FAALİYET RAPORLARI

Âdem SARAÇ vardisarac@yahoo.com.tr

Medine faaliyetleri Hazret-i Mus‘ab bin Umeyr’in oraya gidişi ile başlamıştı.

Aynı şekilde müesseseleşme de, Dâru Es‘ad ile başlamıştı.

Daha sonra Hazret-i Hâlid bin Zeyd Ebû Eyyûb el-Ensârî’nin evi Dâru Zeyd; Hazret-i Enes bin Mâlik’in evi Dâru Enes’ti. Diğer bazı evler de Dâru’l-İslâm ya da Dâru’l-Kur’ân şeklinde isimlendirilmişti. Bu şekilde çok çeşitli yerlerde çalışmalar yürütülüyordu.

Şimdi de bunlara Hazret-i Sa‘d bin Muâz ile Hazret-i Useyd bin Hudayr’ın evleri eklenmiş ve Dâru Sa‘d ile Dâru Useyd oluşmuştu. Başlangıç merkezi olması itibarıyla Dâru Es‘ad merkez olarak vazifesini yürütürken, diğerleri de onun şubeleri oluyordu.

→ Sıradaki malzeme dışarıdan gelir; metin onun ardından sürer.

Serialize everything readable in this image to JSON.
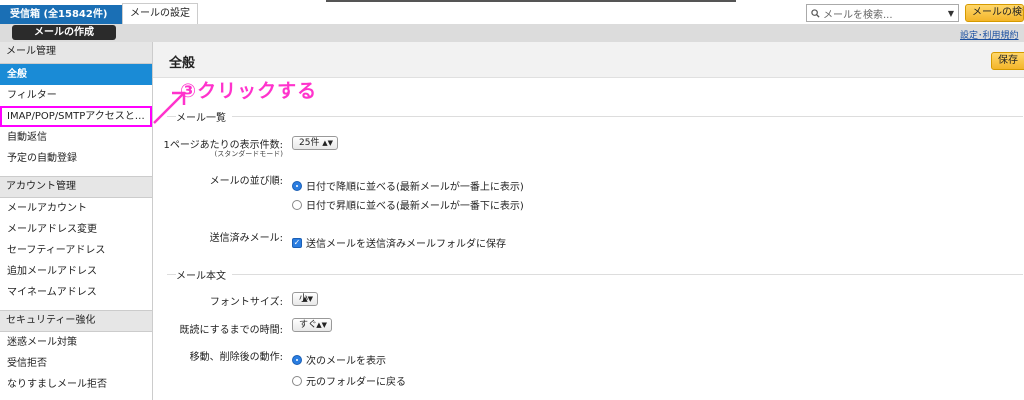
{
  "topbar": {
    "inbox_tab": "受信箱 (全15842件)",
    "settings_tab": "メールの設定",
    "search_placeholder": "メールを検索...",
    "search_button": "メールの検索"
  },
  "toolbar": {
    "compose_button": "メールの作成",
    "help_link": "設定･利用規約"
  },
  "sidebar": {
    "sections": [
      {
        "header": "メール管理",
        "items": [
          "全般",
          "フィルター",
          "IMAP/POP/SMTPアクセスと…",
          "自動返信",
          "予定の自動登録"
        ]
      },
      {
        "header": "アカウント管理",
        "items": [
          "メールアカウント",
          "メールアドレス変更",
          "セーフティーアドレス",
          "追加メールアドレス",
          "マイネームアドレス"
        ]
      },
      {
        "header": "セキュリティー強化",
        "items": [
          "迷惑メール対策",
          "受信拒否",
          "なりすましメール拒否"
        ]
      }
    ]
  },
  "main": {
    "title": "全般",
    "save_button": "保存",
    "annotation": "③クリックする",
    "mail_list": {
      "title": "メール一覧",
      "per_page_label": "1ページあたりの表示件数:",
      "per_page_sub": "(スタンダードモード)",
      "per_page_value": "25件",
      "sort_label": "メールの並び順:",
      "sort_options": [
        "日付で降順に並べる(最新メールが一番上に表示)",
        "日付で昇順に並べる(最新メールが一番下に表示)"
      ],
      "sent_label": "送信済みメール:",
      "sent_option": "送信メールを送信済みメールフォルダに保存"
    },
    "mail_body": {
      "title": "メール本文",
      "font_label": "フォントサイズ:",
      "font_value": "小",
      "read_label": "既読にするまでの時間:",
      "read_value": "すぐ",
      "move_label": "移動、削除後の動作:",
      "move_options": [
        "次のメールを表示",
        "元のフォルダーに戻る"
      ]
    }
  },
  "colors": {
    "accent": "#1a8bd6",
    "annotation": "#ff33cc",
    "button": "#f3b52a"
  }
}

Abdüleşheloğulları yeni müslüman oldukları için, onlara bir an önce İslâm’ın anlatılıp öğretilmesi gerekiyordu. Bu yüzden hiç zaman kaybetmeden Hazret-i Mus‘ab bin Umeyr, Sa‘d bin Muâz Hazretleri’nin evine taşındı. Gelgitlerle zaman harcamak istemiyorlardı çünkü.

Yukarıda zikrettiğimiz gibi, Hazret-i Es‘ad bin Zürâre’nin evi tümüyle terk edilmemişti. Orası yine Dâru Es‘ad olarak, merkez vaziyetini koruyacaktı.

Merkez başta olmak üzere; oluşan yeni şubelerle beraber, ciddî bir teşkilâtlanma ile faaliyet alanları bir hayli gelişmiş ve genişlemişti. Böylece daha çok kişiye, daha kolay yollarla ulaşmış oluyorlardı.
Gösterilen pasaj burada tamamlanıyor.